Currently, there isn’t a different slab for Multinational Enterprises (“MNEs”) as per the Corporate Tax law. However, UAE is a member of the Inclusive Framework (“IF”) on Base Erosion and Profit Shifting (“BEPS”) and, as reports suggest, it is committed to addressing the challenges faced by tax jurisdictions internationally. UAE was also among the signatories of the Two Pillar package driven by the Organization for Economic Co-operation and Development (OECD), where signatories to the deal agreed, either to implement or increase the effective corporate tax to 15% from 2023 ensuring MNEs be subject to a minimum tax slab. This would specifically apply to MNEs that have consolidated global revenues in excess of EUR 750 million (AED 3.15 billion) in at least two of the four Fiscal Years immediately preceding the financial year.
The introduction of a CT regime helps to provide the UAE with a framework to adopt the Pillar Two rules. Until adoption of such rules, businesses across the board in the UAE will be subject to the regular UAE CT regime. A watch needs to be kept on the Ministry of Finance (“MOF”) website for further information on the implementation of the Pillar Two rules in the tax regime.
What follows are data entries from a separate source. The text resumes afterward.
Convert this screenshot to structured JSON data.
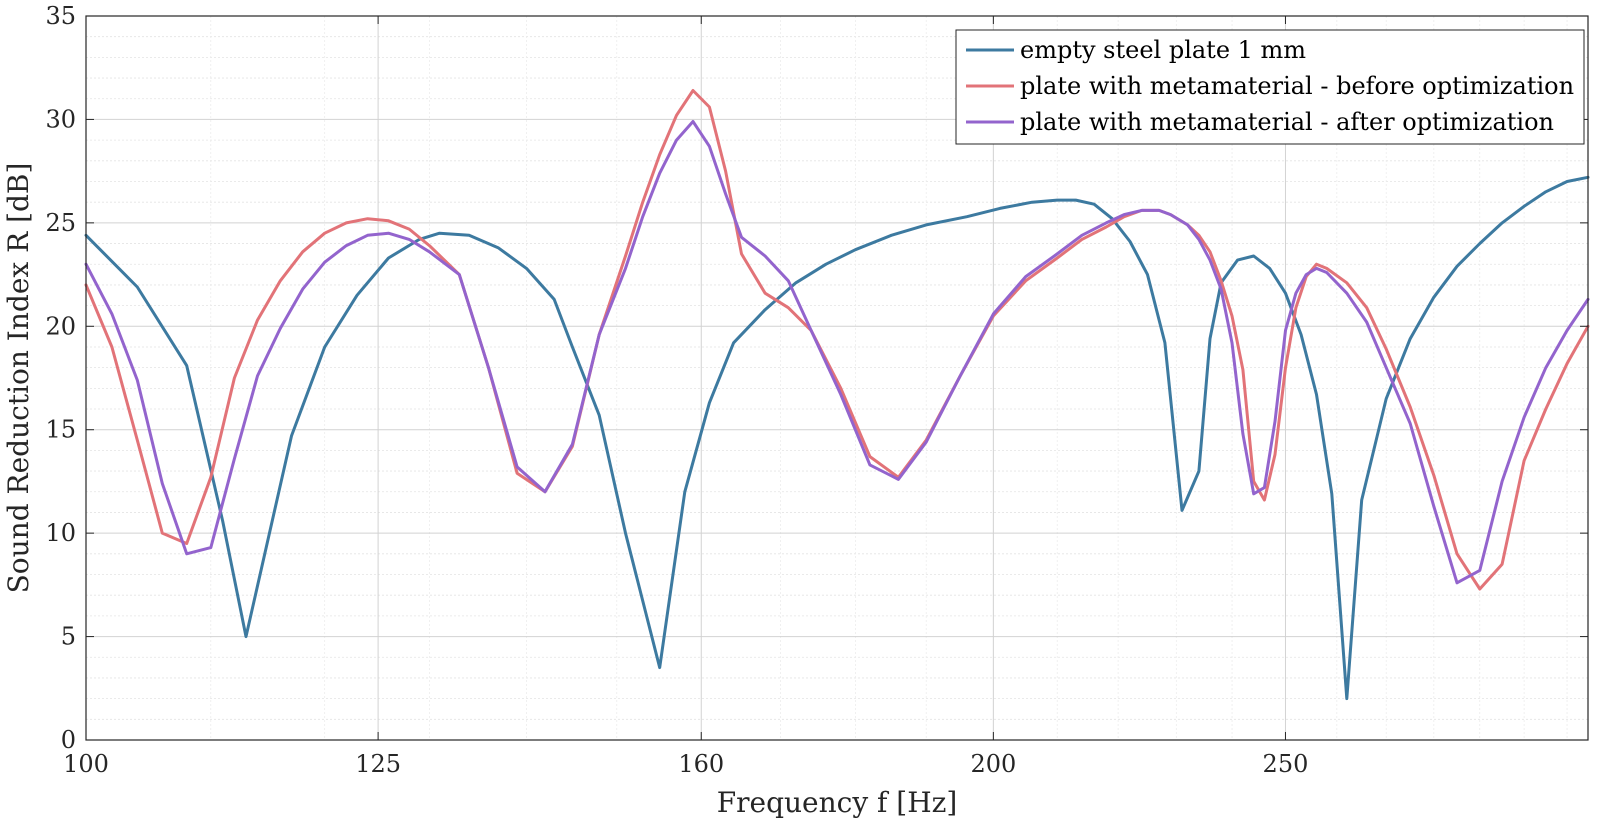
{
  "chart_data": {
    "type": "line",
    "title": "",
    "xlabel": "Frequency  f [Hz]",
    "ylabel": "Sound Reduction Index  R [dB]",
    "xscale": "log",
    "xlim": [
      100,
      315
    ],
    "ylim": [
      0,
      35
    ],
    "x_ticks": [
      100,
      125,
      160,
      200,
      250
    ],
    "x_tick_labels": [
      "100",
      "125",
      "160",
      "200",
      "250"
    ],
    "y_ticks": [
      0,
      5,
      10,
      15,
      20,
      25,
      30,
      35
    ],
    "y_tick_labels": [
      "0",
      "5",
      "10",
      "15",
      "20",
      "25",
      "30",
      "35"
    ],
    "grid": true,
    "legend_position": "top-right",
    "series": [
      {
        "name": "empty steel plate 1 mm",
        "color": "#3d7aa0",
        "x": [
          100,
          104,
          108,
          111,
          113,
          117,
          120,
          123,
          126,
          129,
          131,
          134,
          137,
          140,
          143,
          145,
          148,
          151,
          155,
          158,
          161,
          164,
          168,
          172,
          176,
          180,
          185,
          190,
          196,
          201,
          206,
          210,
          213,
          216,
          219,
          222,
          225,
          228,
          231,
          234,
          236,
          238,
          241,
          244,
          247,
          250,
          253,
          256,
          259,
          262,
          265,
          270,
          275,
          280,
          285,
          290,
          295,
          300,
          305,
          310,
          315
        ],
        "y": [
          24.4,
          21.9,
          18.1,
          10.6,
          5.0,
          14.7,
          19.0,
          21.5,
          23.3,
          24.2,
          24.5,
          24.4,
          23.8,
          22.8,
          21.3,
          19.0,
          15.7,
          10.0,
          3.5,
          12.0,
          16.3,
          19.2,
          20.8,
          22.1,
          23.0,
          23.7,
          24.4,
          24.9,
          25.3,
          25.7,
          26.0,
          26.1,
          26.1,
          25.9,
          25.2,
          24.1,
          22.5,
          19.2,
          11.1,
          13.0,
          19.4,
          22.1,
          23.2,
          23.4,
          22.8,
          21.6,
          19.6,
          16.7,
          11.9,
          2.0,
          11.6,
          16.5,
          19.4,
          21.4,
          22.9,
          24.0,
          25.0,
          25.8,
          26.5,
          27.0,
          27.2
        ]
      },
      {
        "name": "plate with metamaterial - before optimization",
        "color": "#e27378",
        "x": [
          100,
          102,
          104,
          106,
          108,
          110,
          112,
          114,
          116,
          118,
          120,
          122,
          124,
          126,
          128,
          130,
          133,
          136,
          139,
          142,
          145,
          148,
          151,
          153,
          155,
          157,
          159,
          161,
          163,
          165,
          168,
          171,
          174,
          178,
          182,
          186,
          190,
          195,
          200,
          205,
          210,
          214,
          218,
          221,
          224,
          227,
          229,
          232,
          234,
          236,
          238,
          240,
          242,
          244,
          246,
          248,
          250,
          252,
          254,
          256,
          258,
          262,
          266,
          270,
          275,
          280,
          285,
          290,
          295,
          300,
          305,
          310,
          315
        ],
        "y": [
          22.0,
          19.0,
          14.5,
          10.0,
          9.5,
          12.7,
          17.5,
          20.3,
          22.2,
          23.6,
          24.5,
          25.0,
          25.2,
          25.1,
          24.7,
          23.9,
          22.5,
          18.0,
          12.9,
          12.0,
          14.2,
          19.6,
          23.4,
          26.0,
          28.3,
          30.2,
          31.4,
          30.6,
          27.5,
          23.5,
          21.6,
          20.9,
          19.8,
          17.0,
          13.7,
          12.7,
          14.5,
          17.6,
          20.5,
          22.2,
          23.3,
          24.2,
          24.8,
          25.3,
          25.6,
          25.6,
          25.4,
          24.9,
          24.4,
          23.6,
          22.2,
          20.5,
          17.9,
          12.5,
          11.6,
          13.8,
          18.0,
          20.9,
          22.4,
          23.0,
          22.8,
          22.1,
          20.9,
          18.9,
          16.1,
          12.8,
          9.0,
          7.3,
          8.5,
          13.5,
          16.0,
          18.2,
          20.0
        ],
        "y_note": "values read off plot"
      },
      {
        "name": "plate with metamaterial - after optimization",
        "color": "#9364cd",
        "x": [
          100,
          102,
          104,
          106,
          108,
          110,
          112,
          114,
          116,
          118,
          120,
          122,
          124,
          126,
          128,
          130,
          133,
          136,
          139,
          142,
          145,
          148,
          151,
          153,
          155,
          157,
          159,
          161,
          163,
          165,
          168,
          171,
          174,
          178,
          182,
          186,
          190,
          195,
          200,
          205,
          210,
          214,
          218,
          221,
          224,
          227,
          229,
          232,
          234,
          236,
          238,
          240,
          242,
          244,
          246,
          248,
          250,
          252,
          254,
          256,
          258,
          262,
          266,
          270,
          275,
          280,
          285,
          290,
          295,
          300,
          305,
          310,
          315
        ],
        "y": [
          23.0,
          20.6,
          17.4,
          12.4,
          9.0,
          9.3,
          13.6,
          17.6,
          19.9,
          21.8,
          23.1,
          23.9,
          24.4,
          24.5,
          24.2,
          23.6,
          22.5,
          18.0,
          13.2,
          12.0,
          14.3,
          19.6,
          22.8,
          25.3,
          27.4,
          29.0,
          29.9,
          28.7,
          26.4,
          24.3,
          23.4,
          22.2,
          19.8,
          16.7,
          13.3,
          12.6,
          14.4,
          17.6,
          20.6,
          22.4,
          23.5,
          24.4,
          25.0,
          25.4,
          25.6,
          25.6,
          25.4,
          24.9,
          24.2,
          23.2,
          21.8,
          19.2,
          14.8,
          11.9,
          12.2,
          15.4,
          19.8,
          21.6,
          22.5,
          22.8,
          22.6,
          21.6,
          20.2,
          18.0,
          15.3,
          11.3,
          7.6,
          8.2,
          12.5,
          15.6,
          18.0,
          19.8,
          21.3
        ]
      }
    ]
  }
}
The UAE CT looks too simplistic compared to its European or US counterparts. When will we have an “Uncle Sam” tax version in the UAE, if ever?
The architecture of tax statutes varies depending upon the politico-economic goals of a country. It is unwise to have a one size fits all model. Also, European and US counterparts have a demography and tax base that is diversified in terms of business and the nature of businesses, which explains the nature of their tax regimes. Simplicity in terms of structure and procedure is a desirable virtue, that the UAE has incorporated. However, the UAE continues to leverage innovative strategies to boost economic growth and diversification and with time, changes in its tax regime could be expected to cater to the challenges digitization of economies pose.